A good music publisher will have contacts and experience allowing him or her to promote songs to the maximum number of potential licensees and negotiate good terms for their use. Most subscribe to specialized industry publications and services that give them an early "heads up" if someone is looking for music for a particular recording artist or film, for example. A good publisher will also stay on top of industry developments and actively seek out new sources of income. Without access to industry contacts, publications, and experience, an independent songwriter may be unable to place music with licensees at favorable terms.
All these different kinds of licenses and royalties require that the publisher create, receive and review a lot of paperwork consisting of various contracts, forms, and royalty statements. Some are simple and some are complex. Forgetting about or making an error on a form or contract can mean a loss of royalties.
For example, if the publisher and a filmmaker agree that a particular song can be used in a film, the rights are granted in a synchronization license (or "synch" license for short). The terms of these can vary widely. If the contract is written by a lawyer at large film production company, the first draft may be very biased in favor of the film company. Conversely, a new, independent filmmaker may not know how to write a synch license and may leave out important points, which could cause problems or even lawsuits down the road. A music publisher can help negotiate a better agreement in both of these situations. The music publisher will also ensure that a cue sheet, listing every song used in the film, has been provided to the performing rights societies, allowing the writers and publishers to receive additional royalties each time the film is broadcast on television or cable channels.

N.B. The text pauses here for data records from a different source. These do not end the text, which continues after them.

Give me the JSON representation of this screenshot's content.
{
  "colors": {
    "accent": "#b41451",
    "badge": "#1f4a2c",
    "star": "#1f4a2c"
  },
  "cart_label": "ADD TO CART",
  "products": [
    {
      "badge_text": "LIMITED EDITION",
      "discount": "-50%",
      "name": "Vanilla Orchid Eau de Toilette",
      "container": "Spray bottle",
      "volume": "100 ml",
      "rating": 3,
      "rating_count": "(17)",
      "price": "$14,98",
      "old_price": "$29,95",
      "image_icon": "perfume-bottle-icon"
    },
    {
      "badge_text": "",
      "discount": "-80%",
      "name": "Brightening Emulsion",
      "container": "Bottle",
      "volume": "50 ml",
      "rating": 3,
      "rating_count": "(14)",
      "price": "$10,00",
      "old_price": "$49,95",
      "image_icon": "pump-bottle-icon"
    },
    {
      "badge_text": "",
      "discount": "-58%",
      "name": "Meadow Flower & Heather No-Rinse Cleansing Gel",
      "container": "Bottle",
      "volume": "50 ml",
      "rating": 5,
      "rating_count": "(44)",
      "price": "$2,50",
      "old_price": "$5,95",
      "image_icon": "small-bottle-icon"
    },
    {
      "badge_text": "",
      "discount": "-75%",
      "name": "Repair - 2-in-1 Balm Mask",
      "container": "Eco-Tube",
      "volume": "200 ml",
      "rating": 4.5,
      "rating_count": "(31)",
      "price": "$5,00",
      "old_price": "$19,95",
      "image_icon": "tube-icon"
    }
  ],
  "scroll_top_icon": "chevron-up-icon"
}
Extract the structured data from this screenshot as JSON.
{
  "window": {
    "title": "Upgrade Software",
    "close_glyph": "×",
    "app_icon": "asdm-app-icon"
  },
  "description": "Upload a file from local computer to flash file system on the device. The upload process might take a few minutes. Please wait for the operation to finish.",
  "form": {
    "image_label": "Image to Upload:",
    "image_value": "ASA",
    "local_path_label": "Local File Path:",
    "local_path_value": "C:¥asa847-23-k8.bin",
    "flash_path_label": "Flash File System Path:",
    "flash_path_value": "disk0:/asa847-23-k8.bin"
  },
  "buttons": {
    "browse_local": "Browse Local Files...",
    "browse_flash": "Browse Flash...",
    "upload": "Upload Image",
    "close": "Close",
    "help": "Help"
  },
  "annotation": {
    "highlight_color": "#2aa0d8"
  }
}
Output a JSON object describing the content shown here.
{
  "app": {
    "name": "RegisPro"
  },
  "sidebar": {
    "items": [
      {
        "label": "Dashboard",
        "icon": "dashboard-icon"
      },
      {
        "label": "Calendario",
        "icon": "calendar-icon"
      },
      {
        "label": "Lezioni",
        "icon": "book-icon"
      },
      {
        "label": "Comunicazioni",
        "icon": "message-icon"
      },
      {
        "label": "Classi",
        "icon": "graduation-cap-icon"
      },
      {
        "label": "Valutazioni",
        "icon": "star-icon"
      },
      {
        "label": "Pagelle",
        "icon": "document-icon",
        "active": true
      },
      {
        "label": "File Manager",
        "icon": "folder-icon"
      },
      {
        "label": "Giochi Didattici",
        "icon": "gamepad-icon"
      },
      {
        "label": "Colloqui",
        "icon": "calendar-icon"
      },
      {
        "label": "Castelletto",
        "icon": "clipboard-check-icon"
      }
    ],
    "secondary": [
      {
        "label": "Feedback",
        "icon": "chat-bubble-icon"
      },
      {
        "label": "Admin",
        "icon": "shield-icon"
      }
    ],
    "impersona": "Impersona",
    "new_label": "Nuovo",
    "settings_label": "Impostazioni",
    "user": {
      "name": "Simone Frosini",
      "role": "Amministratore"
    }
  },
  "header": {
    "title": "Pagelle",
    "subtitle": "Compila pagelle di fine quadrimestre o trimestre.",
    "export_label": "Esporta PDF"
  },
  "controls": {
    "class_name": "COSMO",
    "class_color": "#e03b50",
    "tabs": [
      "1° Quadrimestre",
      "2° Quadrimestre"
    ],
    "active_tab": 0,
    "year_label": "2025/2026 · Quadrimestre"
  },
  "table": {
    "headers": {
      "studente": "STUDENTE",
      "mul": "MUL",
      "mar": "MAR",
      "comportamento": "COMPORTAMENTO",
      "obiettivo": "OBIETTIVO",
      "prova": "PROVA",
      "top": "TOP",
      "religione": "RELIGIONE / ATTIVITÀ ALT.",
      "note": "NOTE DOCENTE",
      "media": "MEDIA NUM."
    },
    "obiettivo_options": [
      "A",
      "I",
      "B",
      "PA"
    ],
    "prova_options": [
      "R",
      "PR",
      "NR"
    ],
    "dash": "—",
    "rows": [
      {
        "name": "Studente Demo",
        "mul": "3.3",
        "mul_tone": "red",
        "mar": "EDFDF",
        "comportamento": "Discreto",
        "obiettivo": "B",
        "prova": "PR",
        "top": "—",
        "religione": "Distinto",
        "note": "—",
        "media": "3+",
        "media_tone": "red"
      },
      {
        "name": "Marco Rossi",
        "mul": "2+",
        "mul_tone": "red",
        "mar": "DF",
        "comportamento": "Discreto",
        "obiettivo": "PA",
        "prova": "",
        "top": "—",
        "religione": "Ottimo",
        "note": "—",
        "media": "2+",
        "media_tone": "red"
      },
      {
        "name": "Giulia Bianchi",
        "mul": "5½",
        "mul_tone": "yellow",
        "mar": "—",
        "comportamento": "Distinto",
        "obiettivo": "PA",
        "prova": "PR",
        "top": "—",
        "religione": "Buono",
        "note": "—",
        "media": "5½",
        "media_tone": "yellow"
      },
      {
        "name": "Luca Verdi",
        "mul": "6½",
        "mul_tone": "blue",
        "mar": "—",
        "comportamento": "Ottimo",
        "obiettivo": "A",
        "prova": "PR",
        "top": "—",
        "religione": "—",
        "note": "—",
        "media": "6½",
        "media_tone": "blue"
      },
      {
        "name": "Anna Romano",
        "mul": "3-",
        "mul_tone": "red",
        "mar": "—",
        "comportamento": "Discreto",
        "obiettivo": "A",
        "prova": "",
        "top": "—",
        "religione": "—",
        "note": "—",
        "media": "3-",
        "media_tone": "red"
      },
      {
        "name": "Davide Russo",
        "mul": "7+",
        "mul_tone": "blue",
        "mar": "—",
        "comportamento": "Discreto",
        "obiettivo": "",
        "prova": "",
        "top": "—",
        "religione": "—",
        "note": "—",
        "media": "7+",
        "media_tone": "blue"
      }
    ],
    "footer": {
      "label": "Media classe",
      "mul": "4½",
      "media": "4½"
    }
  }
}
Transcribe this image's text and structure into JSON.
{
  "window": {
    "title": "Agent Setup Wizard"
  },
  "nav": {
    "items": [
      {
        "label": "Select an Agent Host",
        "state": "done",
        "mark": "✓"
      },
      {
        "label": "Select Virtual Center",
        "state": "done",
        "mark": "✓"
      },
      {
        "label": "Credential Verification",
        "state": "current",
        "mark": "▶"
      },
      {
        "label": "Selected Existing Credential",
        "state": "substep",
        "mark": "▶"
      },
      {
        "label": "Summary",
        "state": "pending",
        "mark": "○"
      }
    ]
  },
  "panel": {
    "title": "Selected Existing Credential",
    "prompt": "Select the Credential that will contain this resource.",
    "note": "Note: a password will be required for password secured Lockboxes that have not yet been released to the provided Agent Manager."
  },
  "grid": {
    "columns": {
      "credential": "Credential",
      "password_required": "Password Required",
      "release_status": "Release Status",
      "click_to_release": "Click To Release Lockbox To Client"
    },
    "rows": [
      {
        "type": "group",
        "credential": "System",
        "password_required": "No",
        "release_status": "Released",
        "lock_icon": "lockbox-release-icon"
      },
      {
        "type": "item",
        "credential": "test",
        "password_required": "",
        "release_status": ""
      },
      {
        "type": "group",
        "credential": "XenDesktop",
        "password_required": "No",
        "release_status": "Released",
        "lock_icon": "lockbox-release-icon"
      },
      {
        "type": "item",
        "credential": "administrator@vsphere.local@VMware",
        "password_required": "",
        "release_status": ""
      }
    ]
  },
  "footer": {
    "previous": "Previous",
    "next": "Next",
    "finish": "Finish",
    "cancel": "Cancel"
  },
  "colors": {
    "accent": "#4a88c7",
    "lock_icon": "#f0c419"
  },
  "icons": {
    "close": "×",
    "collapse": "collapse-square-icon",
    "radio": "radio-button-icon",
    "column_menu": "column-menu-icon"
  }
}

After the music publisher negotiates a license, he collects the fee from the licensee, keeps the publisher's share (usually 50%), and forwards the rest to the songwriter or heir at the end of each royalty period (usually every six months). The task of collecting royalties from a large number of licensees, and forwarding the correct percentages to the correct writers and heirs, can be labor- and paperwork-intensive. Many publishers use specialized royalty-processing software to do the calculations. If a particular licensee doesn't pay the agreed-upon fee, a publisher may have an attorney or specialized collections person on staff to go after them.
A music publisher also has foreign affiliates to collect royalties on foreign uses. For example, a TV show or film produced in one country may eventually be shown on cable channels in many different countries. Foreign affiliates are better equipped than the songwriter or original publisher to become aware of such uses and ensure that the proper royalties are paid. The foreign affiliate can also negotiate and promote uses originating in the affiliate's territory, such as translations of lyrics into the local language or advertisements for local products. The foreign affiliates collect royalties in their territories, keep their cuts, then forward the royalties to the U.S. publisher, who keeps a cut and pays the songwriter.
Another reason to have a publisher is that many potential licensees don't want to deal with individual songwriters. For example, if you called up a cell phone service provider and said "I just wrote a song and I'd like to make it available as a ringtone," I doubt they'd be interested. Generally, cell phone companies license catalogs of songs in order to provide ringtone choices for their customers.
The above is just a brief summary of some of the benefits of having your songs represented by a music publisher. Every songwriter and every song has unique attributes, so if you are a songwriter or songwriter's heir and have questions about your own situation, you should consult an attorney with experience in this area.